You may have noticed from previous posts that I like C# in many ways. I guess this may be partly due to the fact that I feel I independently invented it. However, there are a few things that it got wrong, but remember that these are very small in number compared to the large number of things it got right.  (Also note that some of these things are due to the .Net CLR upon which C# depends.)
  1. One thing that I really thought C# should have had from the start was (what came to be known as) generics. In 1997 I had become a huge fan of templates, and especially the STL, in C++. I remember reading that they would be added later (and were added in C# 2.0). Why not delay the release of C# 1.0 until they were ready? This has caused a lot of problems of maintaining backward compatibility, especially when implementing generic interfaces.
  2. I really hate the containers in C# compared to C++ STL containers or even those of other languages. Related to the previous problem is the later addition of generic containers to replace the earlier ones.
  3. Apart from the containers most of the C# run-time library is excellent. But there were some simple, obvious mistakes which I picked up straight away. An obvious one was that Int.Parse() throws an exception if it encounters a non-digit rather than the more sensible behavior of something like C's strtoi().  This was later addressed with Int.TryParse().
    Another one I encountered almost straight away is that String.Substring() throws an exception if the string is not long enough. This might be good behavior sometimes but more commonly you would just want a shorter string returned rather than throw an exception.
  1. One of the stupidest things in C# is the Decimal type. (Anders seems to have an irrational penchant for stupid numeric types such as the Delphi real48.) As soon as I saw it I thought it would be better and much simpler just to add fixed point facilities to existing integer types, attached as metadata (ie, using an attribute attached to an integer variable).

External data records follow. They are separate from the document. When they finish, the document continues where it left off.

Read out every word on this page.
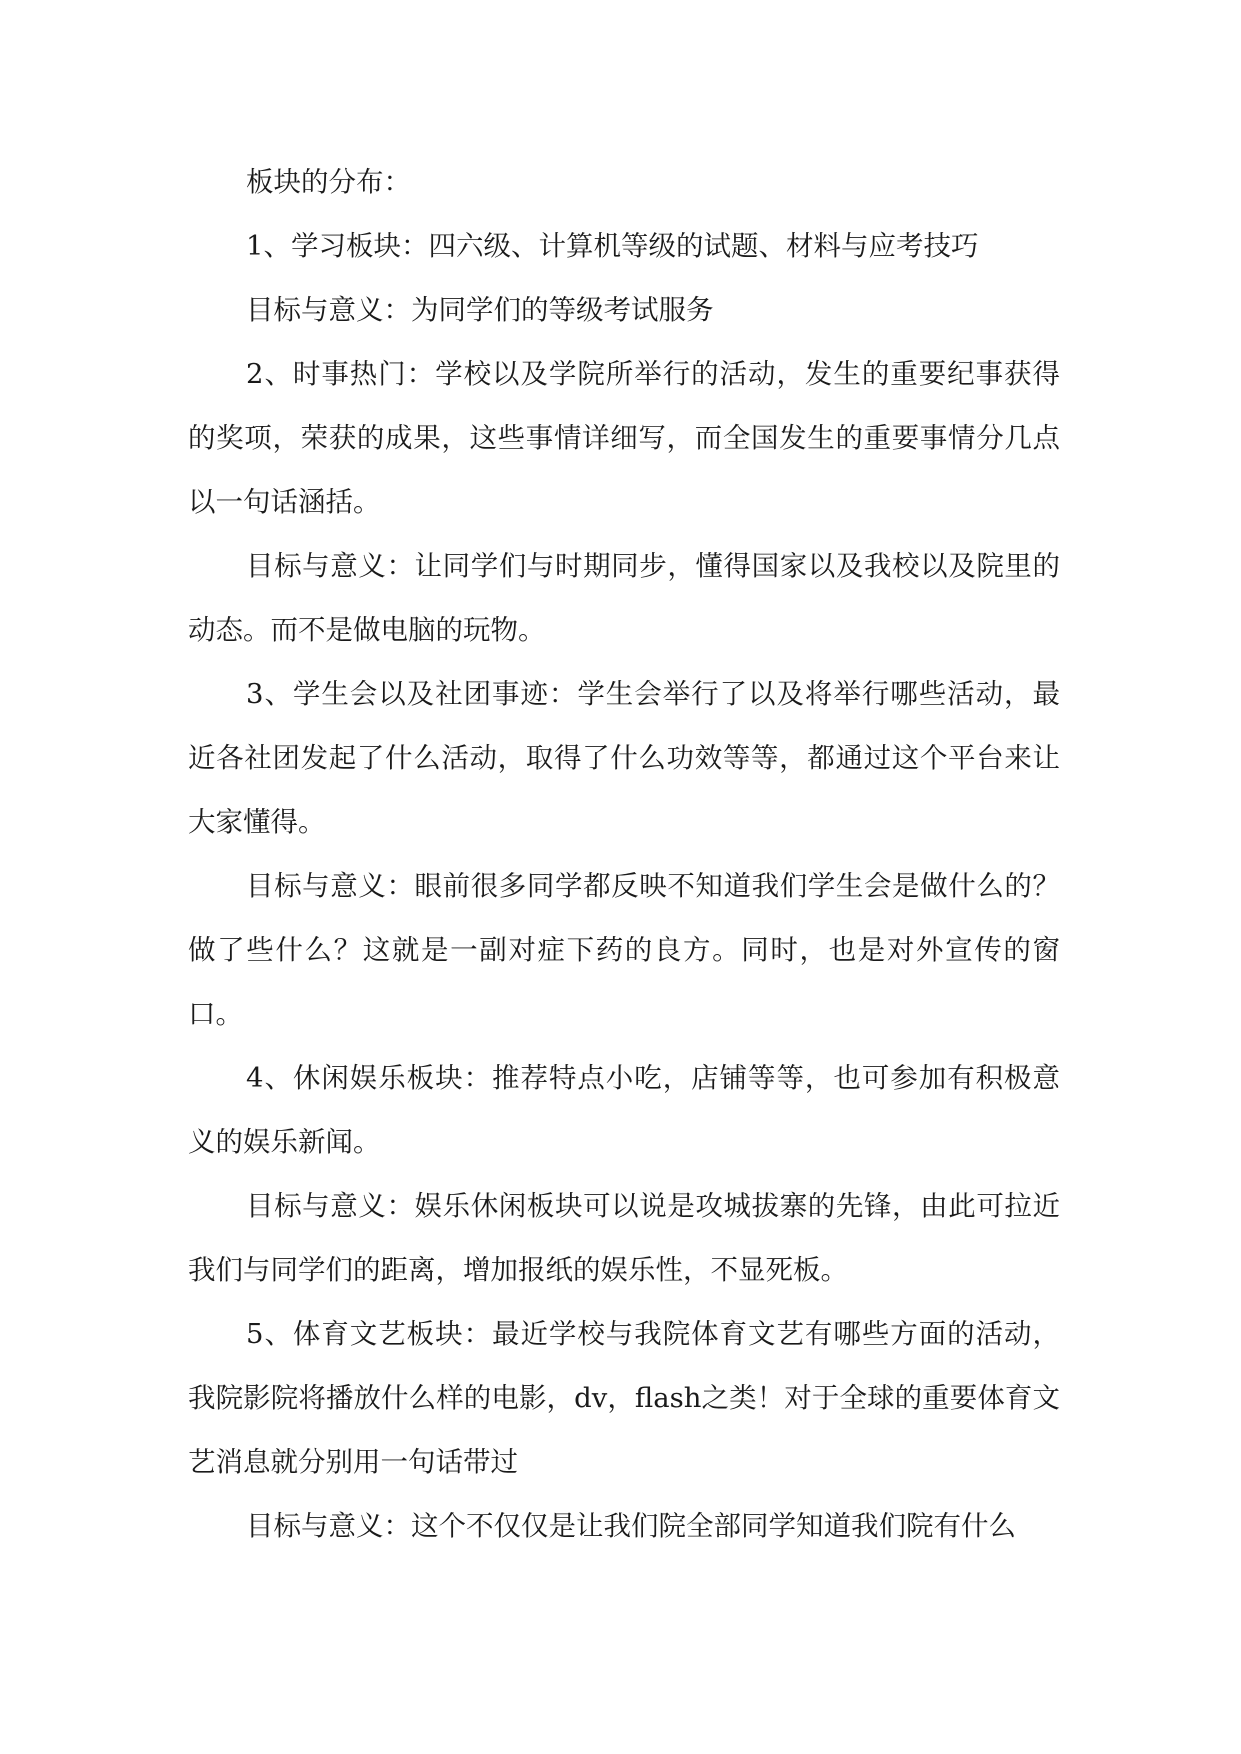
板块的分布：

1、学习板块：四六级、计算机等级的试题、材料与应考技巧

目标与意义：为同学们的等级考试服务

2、时事热门：学校以及学院所举行的活动，发生的重要纪事获得的奖项，荣获的成果，这些事情详细写，而全国发生的重要事情分几点以一句话涵括。

目标与意义：让同学们与时期同步，懂得国家以及我校以及院里的动态。而不是做电脑的玩物。

3、学生会以及社团事迹：学生会举行了以及将举行哪些活动，最近各社团发起了什么活动，取得了什么功效等等，都通过这个平台来让大家懂得。

目标与意义：眼前很多同学都反映不知道我们学生会是做什么的？做了些什么？这就是一副对症下药的良方。同时，也是对外宣传的窗口。

4、休闲娱乐板块：推荐特点小吃，店铺等等，也可参加有积极意义的娱乐新闻。

目标与意义：娱乐休闲板块可以说是攻城拔寨的先锋，由此可拉近我们与同学们的距离，增加报纸的娱乐性，不显死板。

5、体育文艺板块：最近学校与我院体育文艺有哪些方面的活动，我院影院将播放什么样的电影，dv，flash之类！对于全球的重要体育文艺消息就分别用一句话带过

目标与意义：这个不仅仅是让我们院全部同学知道我们院有什么
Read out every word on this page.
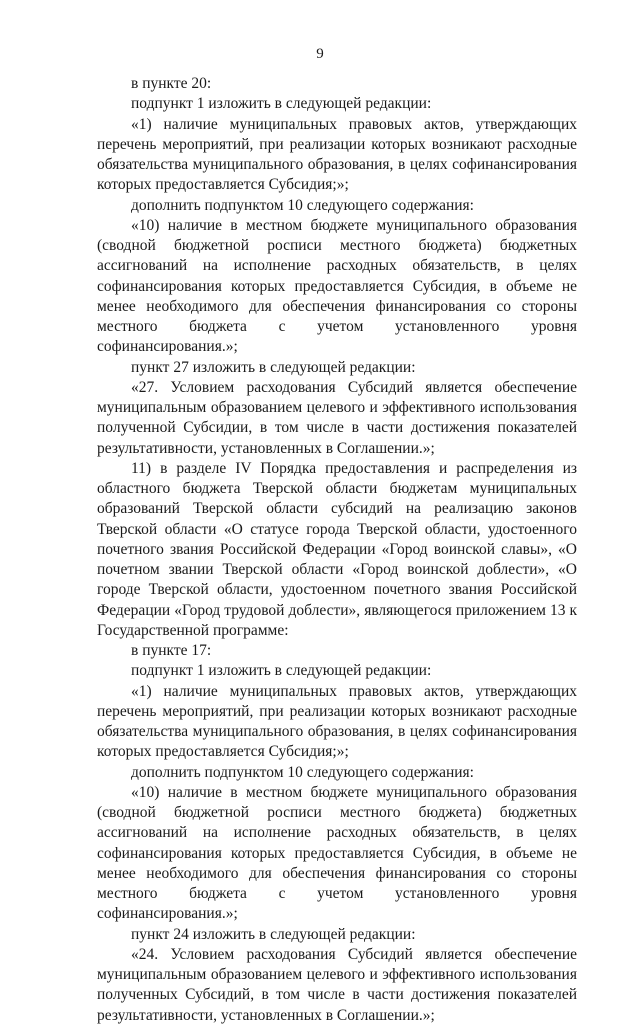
9

в пункте 20:

подпункт 1 изложить в следующей редакции:

«1) наличие муниципальных правовых актов, утверждающих перечень мероприятий, при реализации которых возникают расходные обязательства муниципального образования, в целях софинансирования которых предоставляется Субсидия;»;

дополнить подпунктом 10 следующего содержания:

«10) наличие в местном бюджете муниципального образования (сводной бюджетной росписи местного бюджета) бюджетных ассигнований на исполнение расходных обязательств, в целях софинансирования которых предоставляется Субсидия, в объеме не менее необходимого для обеспечения финансирования со стороны местного бюджета с учетом установленного уровня софинансирования.»;

пункт 27 изложить в следующей редакции:

«27. Условием расходования Субсидий является обеспечение муниципальным образованием целевого и эффективного использования полученной Субсидии, в том числе в части достижения показателей результативности, установленных в Соглашении.»;

11) в разделе IV Порядка предоставления и распределения из областного бюджета Тверской области бюджетам муниципальных образований Тверской области субсидий на реализацию законов Тверской области «О статусе города Тверской области, удостоенного почетного звания Российской Федерации «Город воинской славы», «О почетном звании Тверской области «Город воинской доблести», «О городе Тверской области, удостоенном почетного звания Российской Федерации «Город трудовой доблести», являющегося приложением 13 к Государственной программе:

в пункте 17:

подпункт 1 изложить в следующей редакции:

«1) наличие муниципальных правовых актов, утверждающих перечень мероприятий, при реализации которых возникают расходные обязательства муниципального образования, в целях софинансирования которых предоставляется Субсидия;»;

дополнить подпунктом 10 следующего содержания:

«10) наличие в местном бюджете муниципального образования (сводной бюджетной росписи местного бюджета) бюджетных ассигнований на исполнение расходных обязательств, в целях софинансирования которых предоставляется Субсидия, в объеме не менее необходимого для обеспечения финансирования со стороны местного бюджета с учетом установленного уровня софинансирования.»;

пункт 24 изложить в следующей редакции:

«24. Условием расходования Субсидий является обеспечение муниципальным образованием целевого и эффективного использования полученных Субсидий, в том числе в части достижения показателей результативности, установленных в Соглашении.»;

    I wrote at length about this over a decade ago - eg see Why do we need Decimal?
  2. Const is one of the simplest and most useful additions to C++. I do not know why C# (and other languages) continue to ignore it. TBD: elaborate?
  3. The fact that all static and heap variables are cleared (made zero) at run-time is sometimes unnecessary and inefficient.  What's the point of a huge array being initialized to zeros then immediately have all its values set to some other value(s)?  (Note that the security argument is a furphy.)
  4. I previously mentioned that the behavior of the default test for equality (Object.Equals()) is flawed. (See the C# section in my post on Zero).  Actually having recently used Go (the language from Google) I now realize that all the "object-oriented" stuff, that C# copies almost exactly from Java, is unnecessary and actually encourages poor designs (but at least there is no multiple-inheritance!).  I may talk about this more in a future post on Go.

Conclusion

C# made things so much easier after using C (and then C++) for decades. There are so many things I could mention but a few immediately spring to mind:
  • metadata system which avoids all sorts of configuration problems that plague C due to header files, linking issues, DLL hell, etc
  • the garbage collected heap which frees you from the tedium of having to track who allocated what and who needs to free it and making sure there are no memory leaks and double-frees, etc
But there were many other little things - for example, see the Code Project article that I wrote in 2004 called C# Overflow Checking.

Sure C# borrowed a lot of things from Java, but that is de rigeur for language design (and Java got a lot from C++).